In my experience print and digital media go hand in hand. Each serves a purpose and each reaches the target audience in different ways. They work best together to drive the clients market share.
My nonprofit clients have found that people still respond to mailed fundraising appeals, so they have kept printing their fundraising letters but reduced the quantity of each mailing.
Print can be helpful when you’re explaining a new product. I just received some Moringa powder from a DTC order and got a mini brochure in the package explaining the benefits of Moringa and how to use it in recipes. That will be handy to keep around. Anytime you order something physical, like a pair of shoes, it’s possible to extend the sale by included something printed.
Print is important to consumers of books — not everyone likes to read off a digital screen. Books are portable in a way that Kindles or electronic devices are not. They don’t need to be recharged, and it’s fun to flip pages with your fingers. Also, the packaging industry will always have use for print. I suppose people don’t write actual letters sent through the post that much anymore. That skill is becoming or has become a lost art form.
The fine art world requires a lot of attention to paper and detail.
The book projects I work on are typically with photography or art based clients. They want their work to be on display in a physical setting and prefer the beauty of a physical object over a quick scroll or click.
Print is especially effective for projects or clients that are trying to project a sense of strength, stability and security, such as in banking, real estate, medicine. It is less relevant for information that is constantly changing, such as the news, the stock market, etc.

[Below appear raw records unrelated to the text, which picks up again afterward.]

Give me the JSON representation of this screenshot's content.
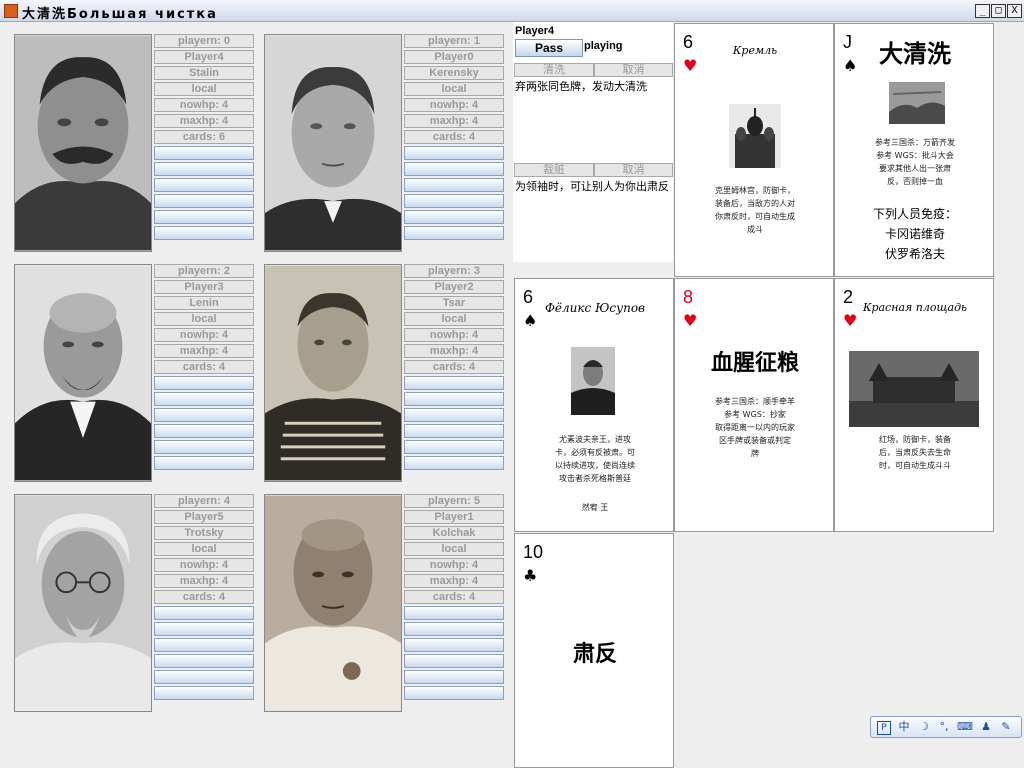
{
  "window": {
    "title": "大清洗Большая чистка",
    "controls": {
      "minimize": "_",
      "maximize": "□",
      "close": "X"
    }
  },
  "players": [
    {
      "index": "playern: 0",
      "player": "Player4",
      "name": "Stalin",
      "type": "local",
      "nowhp": "nowhp: 4",
      "maxhp": "maxhp: 4",
      "cards": "cards: 6"
    },
    {
      "index": "playern: 1",
      "player": "Player0",
      "name": "Kerensky",
      "type": "local",
      "nowhp": "nowhp: 4",
      "maxhp": "maxhp: 4",
      "cards": "cards: 4"
    },
    {
      "index": "playern: 2",
      "player": "Player3",
      "name": "Lenin",
      "type": "local",
      "nowhp": "nowhp: 4",
      "maxhp": "maxhp: 4",
      "cards": "cards: 4"
    },
    {
      "index": "playern: 3",
      "player": "Player2",
      "name": "Tsar",
      "type": "local",
      "nowhp": "nowhp: 4",
      "maxhp": "maxhp: 4",
      "cards": "cards: 4"
    },
    {
      "index": "playern: 4",
      "player": "Player5",
      "name": "Trotsky",
      "type": "local",
      "nowhp": "nowhp: 4",
      "maxhp": "maxhp: 4",
      "cards": "cards: 4"
    },
    {
      "index": "playern: 5",
      "player": "Player1",
      "name": "Kolchak",
      "type": "local",
      "nowhp": "nowhp: 4",
      "maxhp": "maxhp: 4",
      "cards": "cards: 4"
    }
  ],
  "control": {
    "current_player": "Player4",
    "pass": "Pass",
    "status": "playing",
    "skill1": {
      "action": "清洗",
      "cancel": "取消",
      "desc": "弃两张同色牌，发动大清洗"
    },
    "skill2": {
      "action": "裁赃",
      "cancel": "取消",
      "desc": "为领袖时，可让别人为你出肃反"
    }
  },
  "cards": [
    {
      "rank": "6",
      "suit": "♥",
      "color": "#e3001b",
      "title": "Кремль",
      "picture": "kremlin-photo",
      "desc": [
        "克里姆林宫，防御卡，",
        "装备后，当敌方的人对",
        "你肃反时，可自动生成",
        "成斗"
      ]
    },
    {
      "rank": "J",
      "suit": "♠",
      "color": "#000000",
      "title": "大清洗",
      "picture": "purge-photo",
      "desc": [
        "参考三国杀：万箭齐发",
        "参考 WGS：批斗大会",
        "要求其他人出一张肃",
        "反，否则掉一血"
      ],
      "desc2": [
        "下列人员免疫：",
        "卡冈诺维奇",
        "伏罗希洛夫"
      ]
    },
    {
      "rank": "6",
      "suit": "♠",
      "color": "#000000",
      "title": "Фёликс Юсупов",
      "picture": "yusupov-photo",
      "desc": [
        "尤素波夫亲王，进攻",
        "卡，必须有反被肃。可",
        "以持续进攻，使尚连续",
        "攻击者杀死格斯普廷"
      ],
      "sign": "然宥 王"
    },
    {
      "rank": "8",
      "suit": "♥",
      "color": "#e3001b",
      "title": "血腥征粮",
      "desc": [
        "参考三国杀：顺手牵羊",
        "参考 WGS：抄家",
        "取得距离一以内的玩家",
        "区手牌或装备或判定",
        "牌"
      ]
    },
    {
      "rank": "2",
      "suit": "♥",
      "color": "#e3001b",
      "title": "Красная площадь",
      "picture": "red-square-photo",
      "desc": [
        "红场，防御卡，装备",
        "后，当肃反失去生命",
        "时，可自动生成斗斗"
      ]
    },
    {
      "rank": "10",
      "suit": "♣",
      "color": "#000000",
      "title": "肃反"
    }
  ],
  "tray": {
    "icons": [
      "ime-icon",
      "zh-icon",
      "moon-icon",
      "punct-icon",
      "keyboard-icon",
      "user-icon",
      "wrench-icon"
    ],
    "zh": "中"
  }
}
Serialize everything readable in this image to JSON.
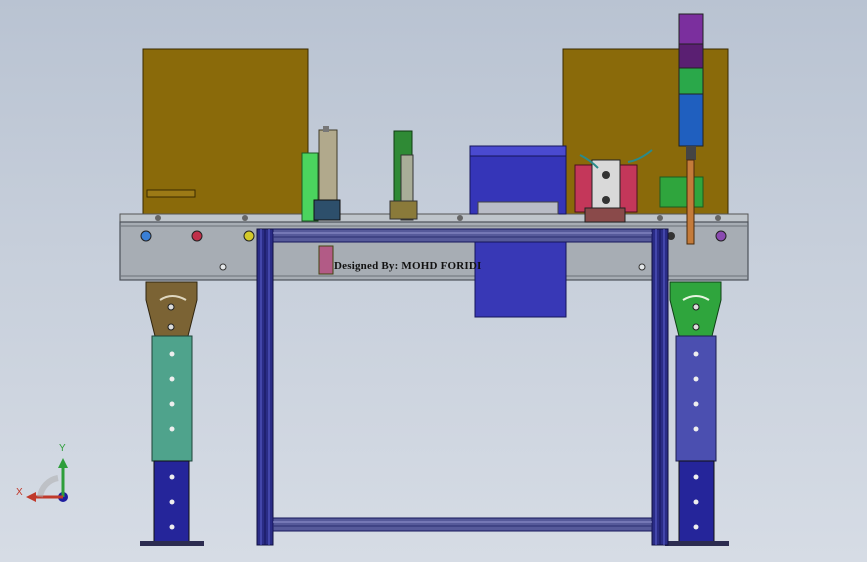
{
  "viewport": {
    "designed_by_text": "Designed By: MOHD FORIDI",
    "triad": {
      "x_label": "X",
      "y_label": "Y"
    }
  },
  "colors": {
    "background_top": "#b9c3d2",
    "control_box": "#8a6a0a",
    "frame_gray": "#a7adb4",
    "profile_blue": "#2a2c86",
    "leg_teal": "#4fa38c",
    "leg_purple": "#4b4fb0",
    "bracket_brown": "#7b6334",
    "bracket_green": "#2fa53d",
    "conveyor_blue": "#3535b8",
    "signal_purple": "#7b2f9e",
    "signal_green": "#2aa84a",
    "signal_blue": "#1f5fbf",
    "fixture_red": "#c4375a",
    "green_cylinder": "#4bd45e"
  },
  "icons": [
    "axis-triad-icon"
  ]
}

Print is effective for my healthcare and CPG clients. There are lots of trade shows and packaging that requires paper good to communicate or house items. It’s almost irrelevant for my smaller clients who don’t have large budgets and only want to push digital.
Print is still big with my nonprofits, as they are still mailing their annual appeals. However, they do not usually want to spec unusual or fancy paper as they need to keep costs down.
Effective in situations in which client is trying to enhance a sense of value (wineries, boutique financial firms, etc). Also, when information is dense.
In things like consumer packaged goods or informational folder kits or stationery design, nothing can replace print, and when it’s done right using carefully chosen papers and finishes, it is gratifying and well appreciated and received by the customer or consumer.